The problem is: How do we escape the trap of solipsism if my awaking in bed and consulting my friends also turns out to be a dream? In other words, how can I possibly be equipped to distinguish objective speed from subjective speed?
My answer is this:
A quale that represents objective distances, times and speeds is one that enjoys public assent. More than this, we cannot say. Public assent is itself real, because others are real. They must be real and not part of the qualia of a single subject, because any subject experiences qualia that are unknowable to others unless they can be expressed linguistically.
However, none of this means that objective metrics are mind-independent. Indeed, they are only tools of thought; for time and space are ideas derived from the shared experience of happening. Things in the world really happen, but not in fully determinable measures. Thus, the correspondence between experience and reality [which constitutes qualia of type (1)] is a correspondence between the experience of happening and happening itself—and not between the experience of measure and measure itself.
Jehu wrote:It is easy to assert something like: “ Give a machine of the appropriate level of complexity it will achieve conscious, and experience qualia.”, but it is quite another thing to produce such a sentient machine.

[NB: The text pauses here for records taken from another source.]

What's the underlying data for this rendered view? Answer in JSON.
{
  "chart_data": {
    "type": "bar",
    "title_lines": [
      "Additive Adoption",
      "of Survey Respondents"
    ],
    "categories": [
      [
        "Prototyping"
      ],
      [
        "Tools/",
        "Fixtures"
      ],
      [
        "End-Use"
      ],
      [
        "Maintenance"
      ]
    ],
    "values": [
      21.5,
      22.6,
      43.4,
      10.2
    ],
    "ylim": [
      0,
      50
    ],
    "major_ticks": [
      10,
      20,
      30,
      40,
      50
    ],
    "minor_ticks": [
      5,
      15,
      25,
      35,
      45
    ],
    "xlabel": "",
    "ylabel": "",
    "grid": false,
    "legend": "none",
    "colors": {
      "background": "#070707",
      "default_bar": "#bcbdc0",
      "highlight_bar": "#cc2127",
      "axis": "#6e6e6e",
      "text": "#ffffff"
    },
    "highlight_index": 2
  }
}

Neri wrote: Logical and mathematical principles are inferred from long term memories..we infer time and space as the ingredients of Happening. Time and space are discursive and not intuitive.
DragonFly wrote:Since color qualia come from the physical e/m waves then they are physical, too, even in their new face painted upon these waves as re-presented. It is of the brain perceiving itself.
dragonFly wrote:In fact, everything is guaranteed as physical.
dragonFly wrote:As for anything intangible or non-physical, it, of course, could not react with the tangible/physical, for how could it even talk that talk.
dragonFly wrote:Now, is there a difference between physical and material?
dragonFly wrote:Would space just be physical, as it has the single quantity of volume, and thus not material?
dragonFly wrote:Or is space material, as well, if indeed it can curve?
dragonFly wrote:I'm not speaking of anything that occupies space.
dragonFly wrote:Another point is that time and space may be wrapped up in 4D spacetime, although it seems to us as 3D space and 1D time separated.